False discovery ratio

A

1-p

FDR = FP / (TP + FP)

31
Q

Positive Likelihood Ratio

A

TPR / FPR

32
Q

F1 Measure

A

2rp / (r + p)

p ~ precision & r ~ recall

33
Q

G measure

A

sqrt(rp)

p ~ precision & r ~ recall

34
Q

Aggregate evaluation of performance

A

Assessing the performance of a classifier over a range of score thresholds is called aggregate evaluation of performance.

In this style of analysis, the emphasis is not on evaluating the performance of a single classifier corresponding to the optimal score threshold, but to assess the general quality of ranking produced by the classification scores on the test set.

35
Q

Aggregate evaluation of performance

ROC Curve

A

The received operating characteristic curve is a graphical approach for displaying the trade-off between TPR and FPR of a classifier, over varying score thresholds.

In an ROC curve, the TPR is plotted along the y-axis and the FPR is shown on the x-asix.

Each point along the curve corresponds to a classification model generated by placing a threshold on the test scores produced by the classifier.

36
Q

ROC curve

Operating points

A

Since every point on the ROC curve represents the performance of a classifier generated using a particular score threshold, they can be viewed as different operating points of the classifier.

One may choose one of these operating points depending on the requirements of the application.

37
Q

Aggregate evaluation of performance

AUC

A

The area under the ROC curve (AUC) summarises the aggregate behaviour across all operating points.

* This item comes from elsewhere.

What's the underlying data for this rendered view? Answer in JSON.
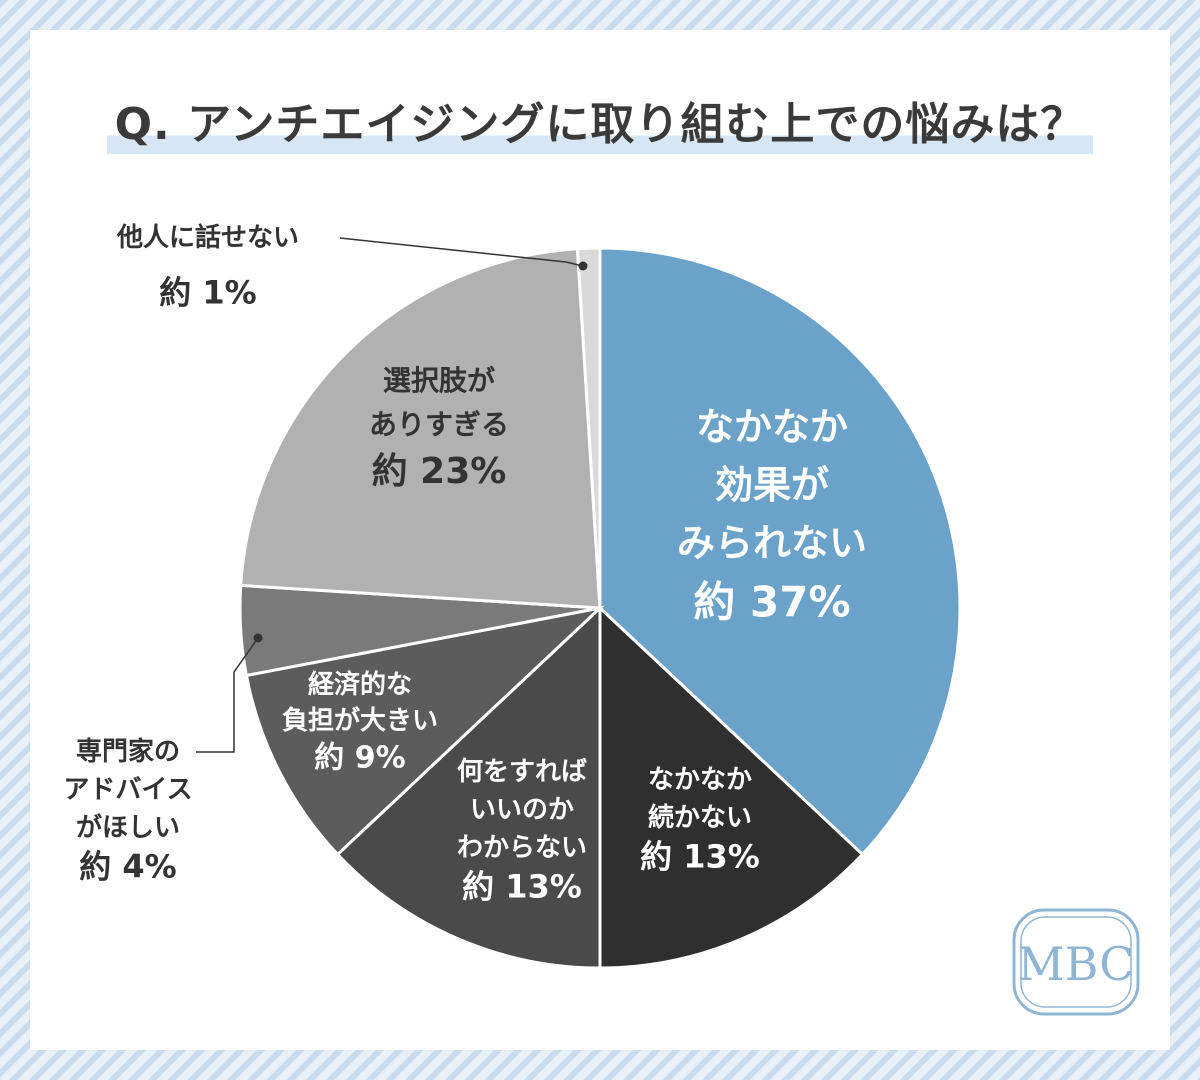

If the classifier is perfect, then its area under the ROC curve will be equal to 1.

If the classifier simply performs random guessing, then the area under the ROC curve will be equal to 0.5.

38
Q

Aggregate evaluation of performance

Precision-Recall Curve

A

An alternate tool for aggregate evaluation is the precision-recall curve.

The PR curve plots the precision and recall values of a classifier on the y and x axes respectively, by varying the threshold on the test scores.

39
Q

Key distinguishing features in the PR curve.

A
  • PR curves are sensitive to the skew factor α = P/(P + N), and different PR curves are generated for different values of α.
  • When the score threshold is lowest (every instance is labeled as positive), the precision is equal to α while recall is 1. As the score threshold is increased, the number of predicted positives can stay the same or decrease.
40
Q

Key characteristic of ROC curves

A

They are agnostic to the skew in the test set, because both the evaluation measures used in constructing ROC curves (TPR and FPR) are invariant to class imbalance.